Au sein de l’élite parisienne, plus restreinte, tout le monde se ressemble et se connaît. Nombreux consacrent leur vie entière à faire étalage de leur statut, inlassablement. Je me souviens d’un salon politique, dans une maison magnifique, animé par un homme qui monologuait sans fin dès qu’il en avait l’occasion. Quand il ne soliloquait pas, il s’absorbait dans son BlackBerry sans prêter attention à ses interlocuteurs. J’avais du mal à comprendre pourquoi l’assistance s’évertuait à entretenir la conversation avec un tel égocentrique. Il m’a fallu un peu de temps pour avoir l’illumination : sans doute était-il influent sur la place parisienne. Une recherche sur Google plus tard, je découvrais qu’il était un jeune politicien en vue (aujourd’hui tombé dans l’oubli, d’ailleurs). Je le trouvais pour ma part inintéressant au possible. Les jeux de pouvoir parisiens semblent souvent ridicules à ceux qui ne prennent pas part à la danse – d’autant que les enjeux sont généralement peu importants dans un pays qui a choisi la stagnation économique et sociétale.

Aujourd’hui, l’une et l’autre élite semblent en situation d’échec.
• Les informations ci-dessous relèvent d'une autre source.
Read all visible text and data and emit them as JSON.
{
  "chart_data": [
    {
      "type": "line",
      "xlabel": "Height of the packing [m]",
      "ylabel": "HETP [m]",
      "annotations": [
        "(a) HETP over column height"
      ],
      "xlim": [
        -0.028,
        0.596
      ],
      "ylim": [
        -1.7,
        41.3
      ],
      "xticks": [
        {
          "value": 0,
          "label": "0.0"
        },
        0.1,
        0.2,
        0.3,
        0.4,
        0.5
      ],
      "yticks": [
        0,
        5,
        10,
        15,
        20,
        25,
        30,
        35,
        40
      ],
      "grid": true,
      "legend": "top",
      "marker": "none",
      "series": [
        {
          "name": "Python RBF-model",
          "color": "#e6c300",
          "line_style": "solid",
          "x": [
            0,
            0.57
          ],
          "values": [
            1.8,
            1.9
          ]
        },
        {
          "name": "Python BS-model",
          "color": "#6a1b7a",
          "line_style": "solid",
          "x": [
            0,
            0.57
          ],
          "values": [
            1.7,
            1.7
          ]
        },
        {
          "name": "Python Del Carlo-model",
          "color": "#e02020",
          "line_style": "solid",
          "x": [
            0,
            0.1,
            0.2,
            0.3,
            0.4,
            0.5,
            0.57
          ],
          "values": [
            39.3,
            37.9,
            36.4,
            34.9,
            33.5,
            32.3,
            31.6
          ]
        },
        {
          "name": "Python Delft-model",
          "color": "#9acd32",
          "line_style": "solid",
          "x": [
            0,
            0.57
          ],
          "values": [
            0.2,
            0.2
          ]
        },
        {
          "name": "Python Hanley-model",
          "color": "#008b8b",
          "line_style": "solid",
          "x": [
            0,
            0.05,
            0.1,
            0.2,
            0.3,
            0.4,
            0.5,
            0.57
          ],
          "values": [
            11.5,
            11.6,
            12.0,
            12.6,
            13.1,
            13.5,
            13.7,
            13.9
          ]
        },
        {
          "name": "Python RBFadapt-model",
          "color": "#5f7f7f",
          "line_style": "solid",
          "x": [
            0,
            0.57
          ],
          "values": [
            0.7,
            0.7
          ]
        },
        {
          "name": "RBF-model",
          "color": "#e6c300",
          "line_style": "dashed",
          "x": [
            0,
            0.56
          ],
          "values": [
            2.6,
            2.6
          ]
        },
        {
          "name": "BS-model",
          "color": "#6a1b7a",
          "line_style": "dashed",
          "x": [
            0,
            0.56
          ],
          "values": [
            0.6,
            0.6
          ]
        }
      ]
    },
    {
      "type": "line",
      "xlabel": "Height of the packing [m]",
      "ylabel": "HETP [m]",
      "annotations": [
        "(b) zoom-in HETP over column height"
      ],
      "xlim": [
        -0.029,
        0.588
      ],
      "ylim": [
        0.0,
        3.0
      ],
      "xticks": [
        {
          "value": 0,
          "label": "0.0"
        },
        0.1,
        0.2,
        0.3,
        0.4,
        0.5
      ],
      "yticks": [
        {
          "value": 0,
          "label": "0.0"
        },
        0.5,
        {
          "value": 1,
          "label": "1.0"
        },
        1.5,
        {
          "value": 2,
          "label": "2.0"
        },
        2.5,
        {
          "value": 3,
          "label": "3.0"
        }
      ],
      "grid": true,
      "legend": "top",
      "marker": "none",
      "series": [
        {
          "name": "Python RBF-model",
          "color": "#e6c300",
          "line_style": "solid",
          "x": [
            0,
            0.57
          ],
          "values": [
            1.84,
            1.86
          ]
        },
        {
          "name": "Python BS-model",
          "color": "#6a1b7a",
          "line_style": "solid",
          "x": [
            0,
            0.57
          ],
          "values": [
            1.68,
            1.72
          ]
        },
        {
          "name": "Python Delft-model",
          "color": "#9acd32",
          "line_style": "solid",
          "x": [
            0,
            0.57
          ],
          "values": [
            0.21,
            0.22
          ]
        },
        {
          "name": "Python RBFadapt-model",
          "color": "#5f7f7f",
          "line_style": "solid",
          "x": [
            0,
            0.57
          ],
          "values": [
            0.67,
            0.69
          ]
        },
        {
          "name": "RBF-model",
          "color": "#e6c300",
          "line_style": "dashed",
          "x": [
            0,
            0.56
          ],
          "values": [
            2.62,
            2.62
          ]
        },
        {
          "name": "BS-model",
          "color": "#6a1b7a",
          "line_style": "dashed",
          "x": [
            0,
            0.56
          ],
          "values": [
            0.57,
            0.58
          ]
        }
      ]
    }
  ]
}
Côté français, le constat est assez récent, car elle peut se prévaloir d’une certaine réussite jusqu’au milieu de la décennie 1990. On porte à son crédit le pilotage du pays pendant les « trente glorieuses », le Minitel, qui préfigurait les usages les plus cruciaux de l’Internet à venir (les rencontres en ligne et la pornographie), les trains les plus rapides d’Europe, la création de la monnaie européenne en faisant pression sur l’Allemagne. Ajoutez le fait d’entretenir l’illusion du français comme langue internationale, et on pouvait encore récemment soutenir que les grandes écoles remplissaient leur office.

Léger vent réformiste

Ce n’est plus le cas avec la mondialisation. L’élite française est armée pour triompher au cœur de Paris, mais pas pour réussir à l’international. François Hollande a fréquenté trois institutions d’élite, mais n’a réellement découvert le monde qu’une fois élu président : sa première visite officielle en Chine était aussi son premier séjour sur place. S’il existe une élite internationale française, elle s’exporte vite à Londres, New York ou dans la Silicon Valley, et ne revient presque jamais au pays.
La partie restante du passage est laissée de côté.